The market is a bit like the weather. We spend a lot of time talking about it, but the truth be told there’s not much we can do about it.
However, much as you can prepare for a wide range of climatic conditions, investors can prepare for various economic scenarios. It’s just a question of being humble about the clarity of your crystal ball and recognizing and compensating for certain behavioral instincts that can be injurious to our economic welfare.
Here are three ways you can put the odds in your favor for whatever the market throws your way.
Don’t Over Diversify
Diversification. It’s the only free lunch in investing. It’s guaranteed to reduce your risk, without necessarily reducing your returns. It’s the only responsible strategy in a world where you don’t have tomorrow’s Wall Street Journal today.
There are diminishing returns from diversification. Two positions cut your risk in half, three positions by another sixth, four positions by another twelfth, etc.
The extreme over diversification comes when you’re working with mutual funds. Most mutual funds have over 100 positions. With one fund, you’ve virtually eliminated the risk of a single stock blow up.
The problem arises when you start adding funds to your portfolio the way you might add individual stocks. You’re not getting more diversification benefits; at best you can expect to mimic the market, because your portfolio is approaching holding everything in the market. There is no focus; one fund may be selling what another is buying. There are too many uncoordinated left hands and right hands.
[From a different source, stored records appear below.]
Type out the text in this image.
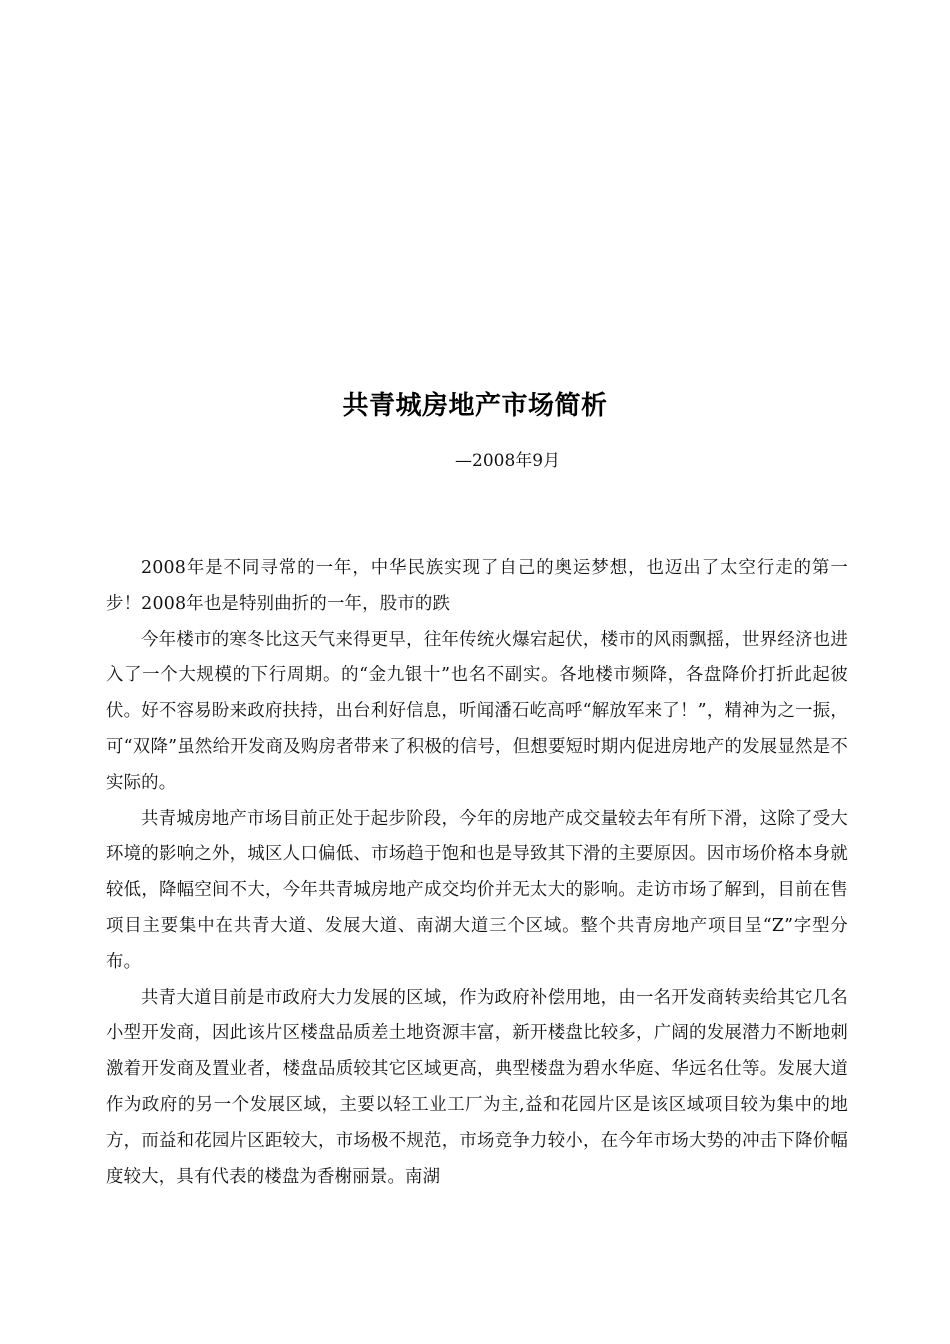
共青城房地产市场简析
—2008年9月

2008年是不同寻常的一年，中华民族实现了自己的奥运梦想，也迈出了太空行走的第一步！2008年也是特别曲折的一年，股市的跌

今年楼市的寒冬比这天气来得更早，往年传统火爆宕起伏，楼市的风雨飘摇，世界经济也进入了一个大规模的下行周期。的“金九银十”也名不副实。各地楼市频降，各盘降价打折此起彼伏。好不容易盼来政府扶持，出台利好信息，听闻潘石屹高呼“解放军来了！”，精神为之一振，可“双降”虽然给开发商及购房者带来了积极的信号，但想要短时期内促进房地产的发展显然是不实际的。

共青城房地产市场目前正处于起步阶段，今年的房地产成交量较去年有所下滑，这除了受大环境的影响之外，城区人口偏低、市场趋于饱和也是导致其下滑的主要原因。因市场价格本身就较低，降幅空间不大，今年共青城房地产成交均价并无太大的影响。走访市场了解到，目前在售项目主要集中在共青大道、发展大道、南湖大道三个区域。整个共青房地产项目呈“Z”字型分布。

共青大道目前是市政府大力发展的区域，作为政府补偿用地，由一名开发商转卖给其它几名小型开发商，因此该片区楼盘品质差土地资源丰富，新开楼盘比较多，广阔的发展潜力不断地刺激着开发商及置业者，楼盘品质较其它区域更高，典型楼盘为碧水华庭、华远名仕等。发展大道作为政府的另一个发展区域，主要以轻工业工厂为主,益和花园片区是该区域项目较为集中的地方，而益和花园片区距较大，市场极不规范，市场竞争力较小，在今年市场大势的冲击下降价幅度较大，具有代表的楼盘为香榭丽景。南湖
Holding everything in the market is an index fund strategy. If you’ve turned your portfolio into one large index fund, you’re wasting your time paying high fees to star managers, the actions of which may well be cancelling one another out.
Avoid over diversification, particularly with mutual funds, or throw in the towel and select a low cost index fund.
Eschew Under Diversification
No one admits to being under diversified. Still, it happens time and time again. The most likely causes are attachment for your employer’s stock or stock received from a loved one.
There’s no doubt that the typical investor knows the business where she works best. That breeds confidence. However, it doesn’t justify an overweight position in that security.
We’ve seen over and over how even the C-suite was in the dark about its own business. Think AIG, Lehman, WorldCom, Enron, and Tyco. If senior management is clueless what hope do you have?
Remember, your job’s already at the risk of your employer’s health. Don’t add to the risk by holding stock in the employer, to say nothing of having it comprise too much of your nest egg.
The story is similar with stock received as a gift or inheritance from a family member. Although you don’t have your job at risk with the same company, too often the outsized exposure is rationalized because the family member admonished you to hold onto the stock. Or, you think it’s always been a family holding so it should stay that way. That type of justification doesn’t warrant failing to reduce your exposure and staying diversified.
Everybody wants to buy into a winning story, a manager that’s doing well, a favorable trend. Indeed, in most areas of business you keep adding resources to what’s working and subtracting from what’s not.
Investing is different, because what appears to be working will often be priced that way. In the markets, everything is generally priced according to the prevailing story. You won’t make money by paying top dollar or more for a story that’s already known to other investors.
It’s an unfortunate fact that few investors capture the returns of the average mutual fund. After the fund has turned high, investors stampede in, only to beat a hasty retreat when performance starts easing.
Consider that most investments are cyclical; reversion to the mean is the rule. Stick with quality investments, but buy them when shunned by the public, or simply out of favor. Ease up your buying or exit when the masses embrace them. Try to buy low, sell high.